The Way Alphabet’s AI Research System is Transforming Hurricane Forecasting with Speed
When Tropical Storm Melissa swirled off the coast of Haiti, meteorologist Philippe Papin felt certain it was about to grow into a major tropical system.
Serving as primary meteorologist on duty, he predicted that in a single day the weather system would become a severe hurricane and begin a turn towards the coast of Jamaica. Not a single expert had ever issued such a bold prediction for rapid strengthening.
But, Papin had an ace up his sleeve: artificial intelligence in the guise of the tech giant’s new DeepMind hurricane model – released for the first time in June. True to the forecast, Melissa evolved into a storm of astonishing strength that ravaged Jamaica.
Growing Reliance on AI Predictions
Meteorologists are increasingly leaning hard on Google DeepMind. On the morning of 25 October, Papin clarified in his official briefing that Google’s model was a primary reason for his confidence: “Roughly 40/50 Google DeepMind ensemble members show Melissa becoming a Category 5 storm. Although I am unprepared to forecast that intensity at this time due to track uncertainty, that remains a possibility.
“It appears likely that a phase of rapid intensification will occur as the system moves slowly over exceptionally hot ocean waters which represent the highest marine thermal energy in the entire Atlantic basin.”
Outperforming Conventional Systems
The AI model is the pioneer AI model dedicated to tropical cyclones, and now the initial to outperform standard meteorological experts at their own game.

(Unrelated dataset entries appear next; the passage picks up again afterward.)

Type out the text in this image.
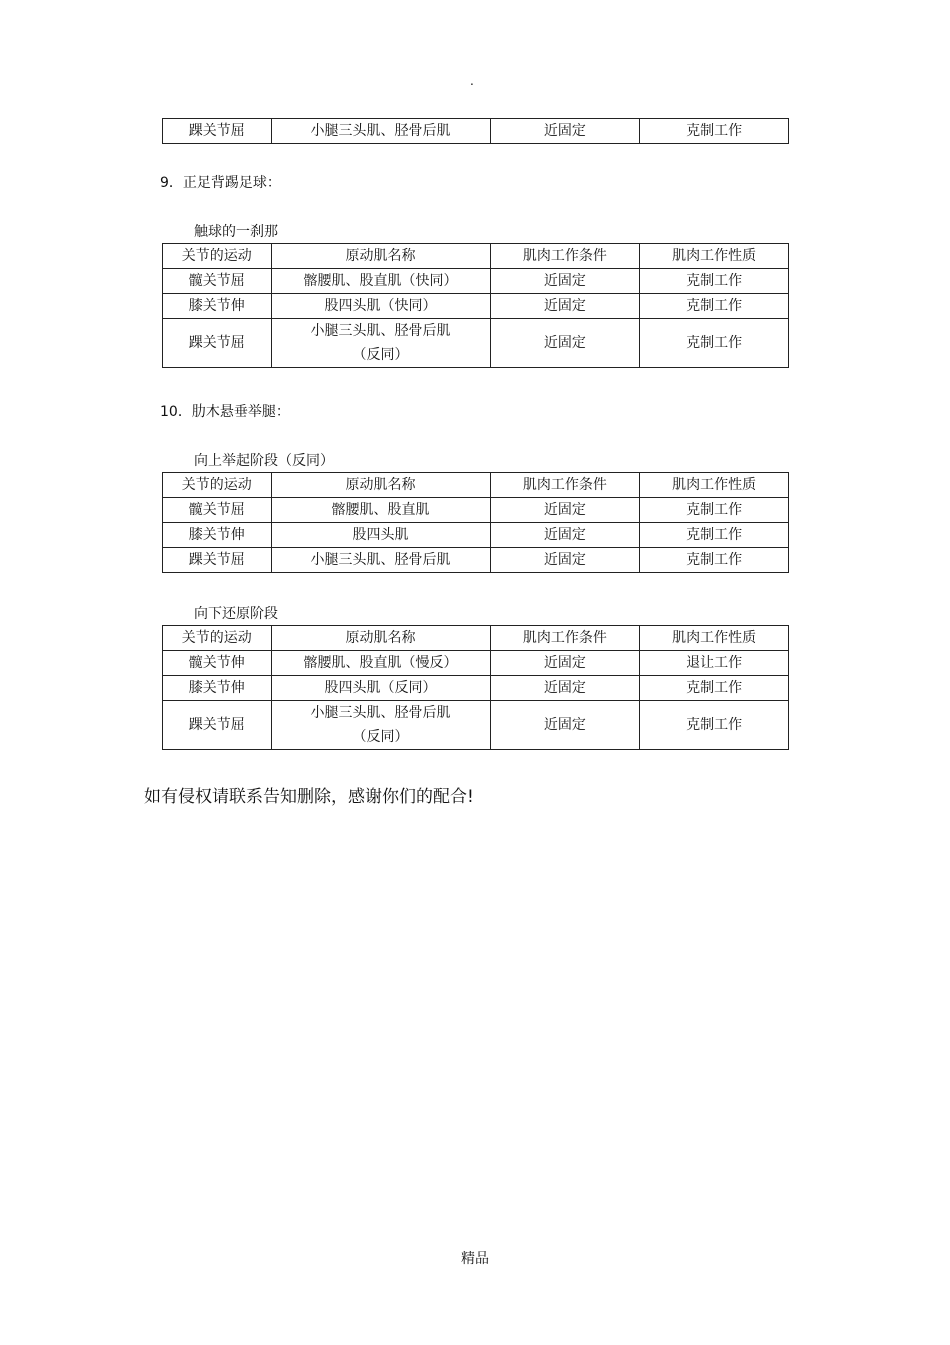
.
踝关节屈	小腿三头肌、胫骨后肌	近固定	克制工作
9．正足背踢足球：
触球的一刹那
关节的运动	原动肌名称	肌肉工作条件	肌肉工作性质
髋关节屈	髂腰肌、股直肌（快同）	近固定	克制工作
膝关节伸	股四头肌（快同）	近固定	克制工作
踝关节屈	小腿三头肌、胫骨后肌（反同）	近固定	克制工作
10．肋木悬垂举腿：
向上举起阶段（反同）
关节的运动	原动肌名称	肌肉工作条件	肌肉工作性质
髋关节屈	髂腰肌、股直肌	近固定	克制工作
膝关节伸	股四头肌	近固定	克制工作
踝关节屈	小腿三头肌、胫骨后肌	近固定	克制工作
向下还原阶段
关节的运动	原动肌名称	肌肉工作条件	肌肉工作性质
髋关节伸	髂腰肌、股直肌（慢反）	近固定	退让工作
膝关节伸	股四头肌（反同）	近固定	克制工作
踝关节屈	小腿三头肌、胫骨后肌（反同）	近固定	克制工作
如有侵权请联系告知删除，感谢你们的配合!
精品
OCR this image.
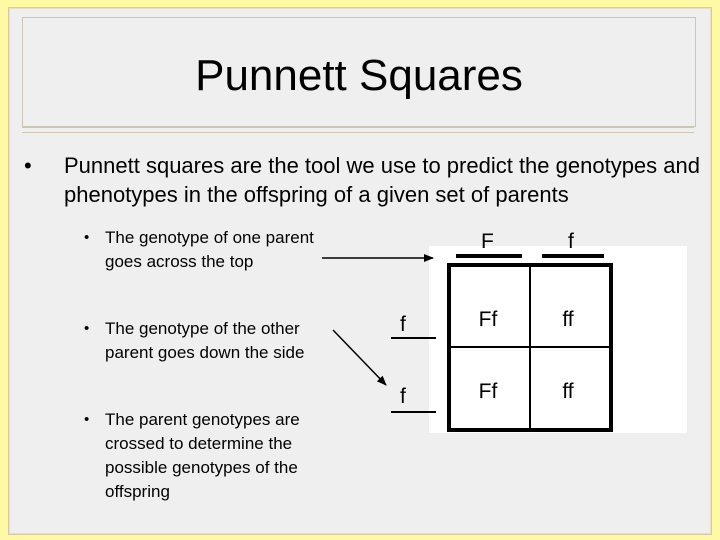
Punnett Squares
• Punnett squares are the tool we use to predict the genotypes and phenotypes in the offspring of a given set of parents
• The genotype of one parent goes across the top
• The genotype of the other parent goes down the side
• The parent genotypes are crossed to determine the possible genotypes of the offspring
F	f
f
f
Ff	ff
Ff	ff
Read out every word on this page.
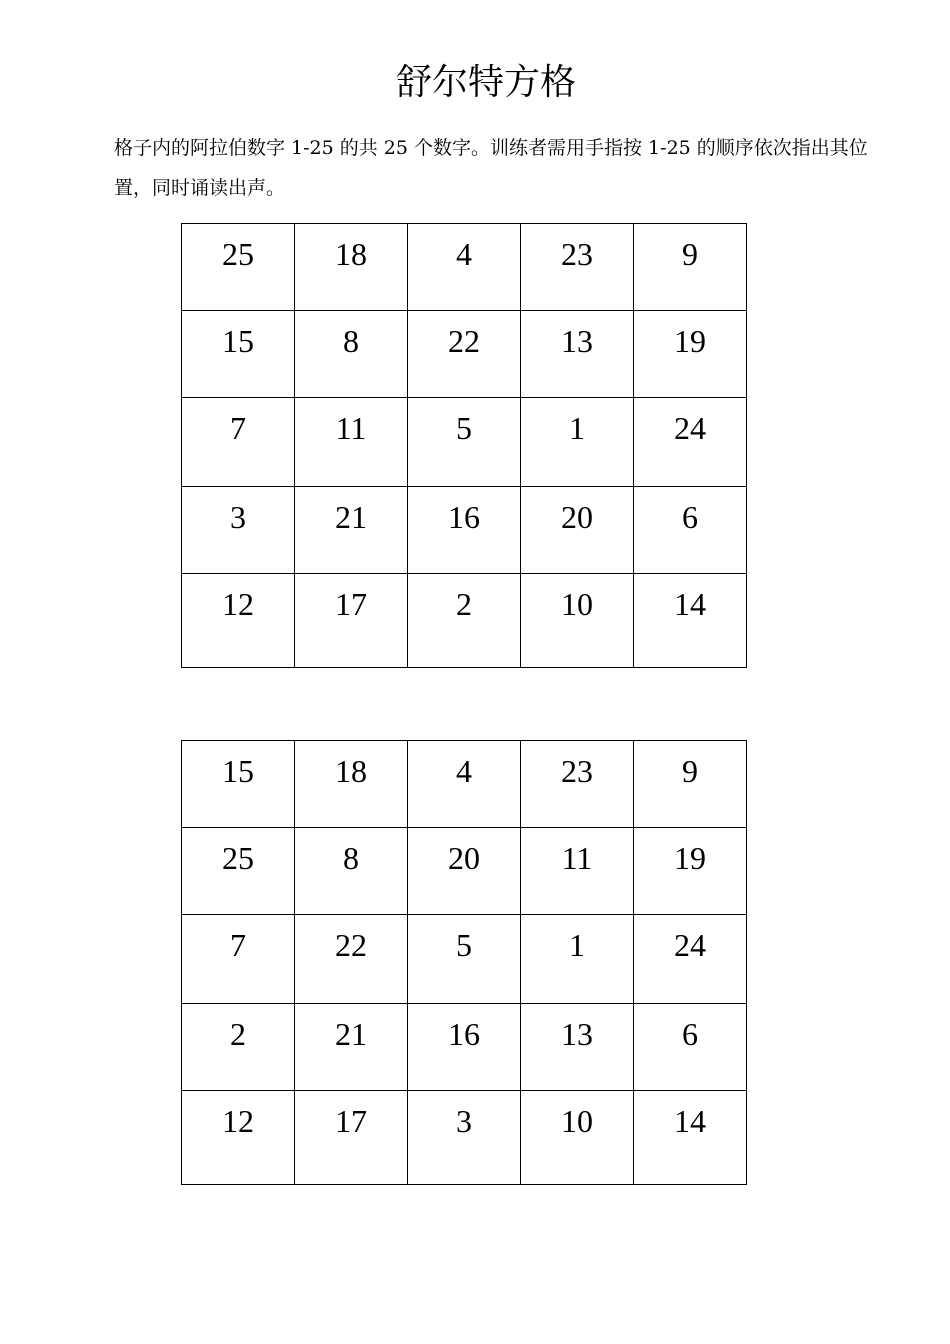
舒尔特方格

格子内的阿拉伯数字 1-25 的共 25 个数字。训练者需用手指按 1-25 的顺序依次指出其位置，同时诵读出声。

25	18	4	23	9
15	8	22	13	19
7	11	5	1	24
3	21	16	20	6
12	17	2	10	14
15	18	4	23	9
25	8	20	11	19
7	22	5	1	24
2	21	16	13	6
12	17	3	10	14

Through all 13 Atlantic storms so far this year, the AI is the best – surpassing experts on path forecasts.
Melissa eventually made landfall in Jamaica at category 5 intensity, among the most powerful landfalls ever documented in almost 200 years of record-keeping across the region. Papin’s bold forecast probably provided people in Jamaica extra time to prepare for the catastrophe, possibly saving people and assets.
How The Model Works
Google’s model operates through spotting patterns that traditional lengthy physics-based weather models may overlook.
“They do it far faster than their traditional counterparts, and the processing requirements is less expensive and demanding,” said Michael Lowry, a former meteorologist.
“What this hurricane season has demonstrated in short order is that the newcomer artificial intelligence systems are competitive with and, in certain instances, superior than the slower traditional weather models we’ve traditionally leaned on,” Lowry added.
Understanding Machine Learning
It’s important to note, the system is an example of AI training – a method that has been used in data-heavy sciences like weather science for a long time – and is distinct from generative AI like ChatGPT.
Machine learning takes large datasets and extracts trends from them in a manner that its model only requires minutes to come up with an result, and can do so on a desktop computer – in sharp difference to the primary systems that authorities have utilized for years that can take hours to process and need the largest high-performance systems in the world.
Professional Reactions and Future Advances
Nevertheless, the fact that the AI could exceed previous gold-standard traditional systems so quickly is truly remarkable to weather scientists who have spent their careers trying to forecast the most intense storms.
“It’s astonishing,” said James Franklin, a former expert. “The data is now large enough that it’s pretty clear this is not a case of beginner’s luck.”
He said that although the AI is outperforming all other models on predicting the future path of storms worldwide this year, like many AI models it occasionally gets high-end intensity forecasts inaccurate. It had difficulty with another storm previously, as it was also undergoing rapid intensification to category 5 above the Caribbean.
During the next break, he stated he intends to talk with Google about how it can make the AI results more useful for forecasters by providing additional under-the-hood data they can utilize to assess the reasons it is producing its conclusions.
“A key concern that troubles me is that while these predictions seem to be really, really good, the results of the system is essentially a black box,” said Franklin.
Broader Sector Trends
There has never been a commercial entity that has developed a high-performance weather model which grants experts a peek into its techniques – in contrast to nearly all other models which are provided free to the general audience in their full form by the authorities that created and operate them.
The company is not alone in starting to use artificial intelligence to solve challenging meteorological problems. The US and European governments are developing their own artificial intelligence systems in the works – which have also shown improved skill over previous traditional systems.
The next steps in artificial intelligence predictions seem to be new firms taking swings at previously difficult problems such as long-range forecasts and better early alerts of tornado outbreaks and flash flooding – and they are receiving federal support to pursue this. One company, WindBorne Systems, is even launching its proprietary weather balloons to fill the gaps in the US weather-observing network.